Do you think there should be statutory regulation of the news media? That’s the title of the Europa Hotel’s 40th Birthday Debate. Chaired by Noel Thompson and introduced by Sir Billy Hastings, four speakers will address the topic before the audience votes: Suzanne Breen (journalist), Chris Bryant (Labour MP), Bob Satchwell (Society of Editors director) and Paul Tweed (Belfast-based international libel & defamation lawyer). Penthouse Suite, Europa Hotel. Tuesday 25 October at 7.30pm. Tickets £7.50.

At primary school when the UK Navy task force sailed to the South Atlantic – a conflict that played out on the radio with heavy military censorship and no moving pictures – I read The Battle for the Falklands by reporters Max Hastings and Simon Jenkins with interest. Max Hastings went on to edit the Daily Telegraph and London Evening Standard as well as picking up a knighthood. Tickets are still available for An Audience with Sir Max Hastings in the Ulster Hall at 3.30pm on Sunday 23 October. Tickets £10.

Amongst the wealth of talks, there’s An Audience with James Naughtie – long time presenter of Radio 4 Today programme – at 7.30pm on Friday 21 October in the Elmwood Hall. Tickets £10.

Malachi O'Doherty, Gerry Anderson and Carlo Gebler discuss men, manhood, sex and the dishes on Monday 17 October at 8pm in the Elmwood Hall. I dread to think where that particular discussion will go. Tickets £8.

Tim McGarry's Political Party

After years of driving mad Noel Thompson in the back of his taxi, Tim McGarry is delivering his take on Northern Ireland politics to audiences over two nights in the Waterfront Studio. Friday 21 and Saturday 22 October. Tickets £15.

Catalyst Arts’ current exhibition is looking at Digital Arts in the Gallery: New Media Showcase. The showcase of “work by artists who use a range of new media in strategically different ways”. You can see for yourself how new media technologies intersect with visual art at College Court between 11am and 5pm between Thursday 6 to Thursday 27 October (closed Sunday and Monday). Free.

As part of the Peripheries architectural conference at QUB at the end of October, the QFT is showing the film Build Something Modern at 4pm on Saturday 29 October.

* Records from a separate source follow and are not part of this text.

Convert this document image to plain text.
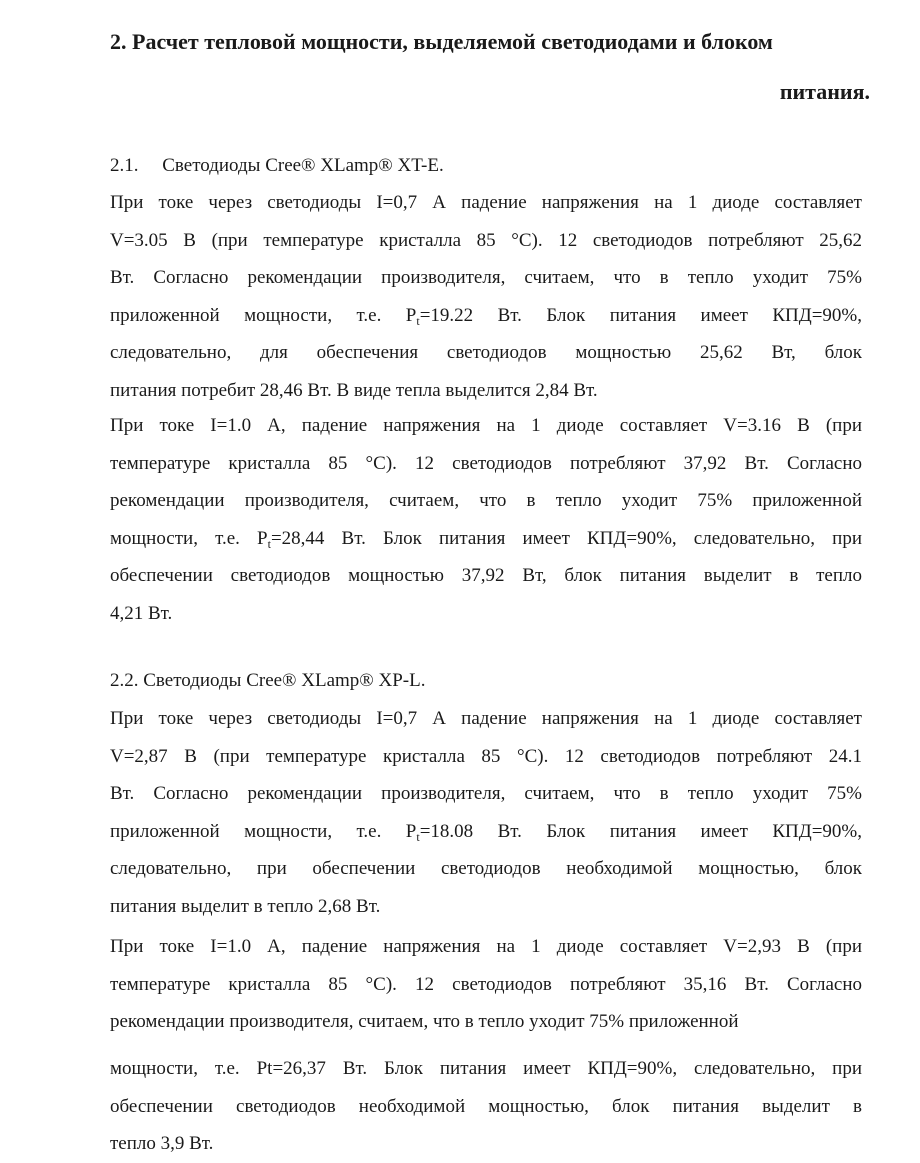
2. Расчет тепловой мощности, выделяемой светодиодами и блоком
питания.
2.1.     Светодиоды Cree® XLamp® XT-E.
При токе через светодиоды I=0,7 А падение напряжения на 1 диоде составляет
V=3.05 В (при температуре кристалла 85 °С). 12 светодиодов потребляют 25,62
Вт. Согласно рекомендации производителя, считаем, что в тепло уходит 75%
приложенной мощности, т.е. $P_t=19.22$ Вт. Блок питания имеет КПД=90%,
следовательно, для обеспечения светодиодов мощностью 25,62 Вт, блок
питания потребит 28,46 Вт. В виде тепла выделится 2,84 Вт.
При токе I=1.0 А, падение напряжения на 1 диоде составляет V=3.16 В (при
температуре кристалла 85 °С). 12 светодиодов потребляют 37,92 Вт. Согласно
рекомендации производителя, считаем, что в тепло уходит 75% приложенной
мощности, т.е. $P_t=28,44$ Вт. Блок питания имеет КПД=90%, следовательно, при
обеспечении светодиодов мощностью 37,92 Вт, блок питания выделит в тепло
4,21 Вт.
2.2. Светодиоды Cree® XLamp® XP-L.
При токе через светодиоды I=0,7 А падение напряжения на 1 диоде составляет
V=2,87 В (при температуре кристалла 85 °С). 12 светодиодов потребляют 24.1
Вт. Согласно рекомендации производителя, считаем, что в тепло уходит 75%
приложенной мощности, т.е. $P_t=18.08$ Вт. Блок питания имеет КПД=90%,
следовательно, при обеспечении светодиодов необходимой мощностью, блок
питания выделит в тепло 2,68 Вт.
При токе I=1.0 А, падение напряжения на 1 диоде составляет V=2,93 В (при
температуре кристалла 85 °С). 12 светодиодов потребляют 35,16 Вт. Согласно
рекомендации производителя, считаем, что в тепло уходит 75% приложенной
мощности, т.е. Pt=26,37 Вт. Блок питания имеет КПД=90%, следовательно, при
обеспечении светодиодов необходимой мощностью, блок питания выделит в
тепло 3,9 Вт.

[A] moving documentary that tells the little known story of ground- breaking and idealistic young Irish architects, including Seán Rothery, Richard Hurley and Gerald Fay, who travelled to Africa from the 1950s to the 1970s in search of both challenge and creative freedom. As champions of modernism, the young architects, aided by the efforts of colleagues from home, produced a large canon of remarkable architecture including churches, hospitals and schools deep in the heart of Africa.

Tickets £6.

1 comment:

(W)otutu said...

Unfortunately couldn't make it to the event itself, but when the promoters came to Lisburn to do the "concise Belfast festival" I got to see that. Funny and surreal as hell.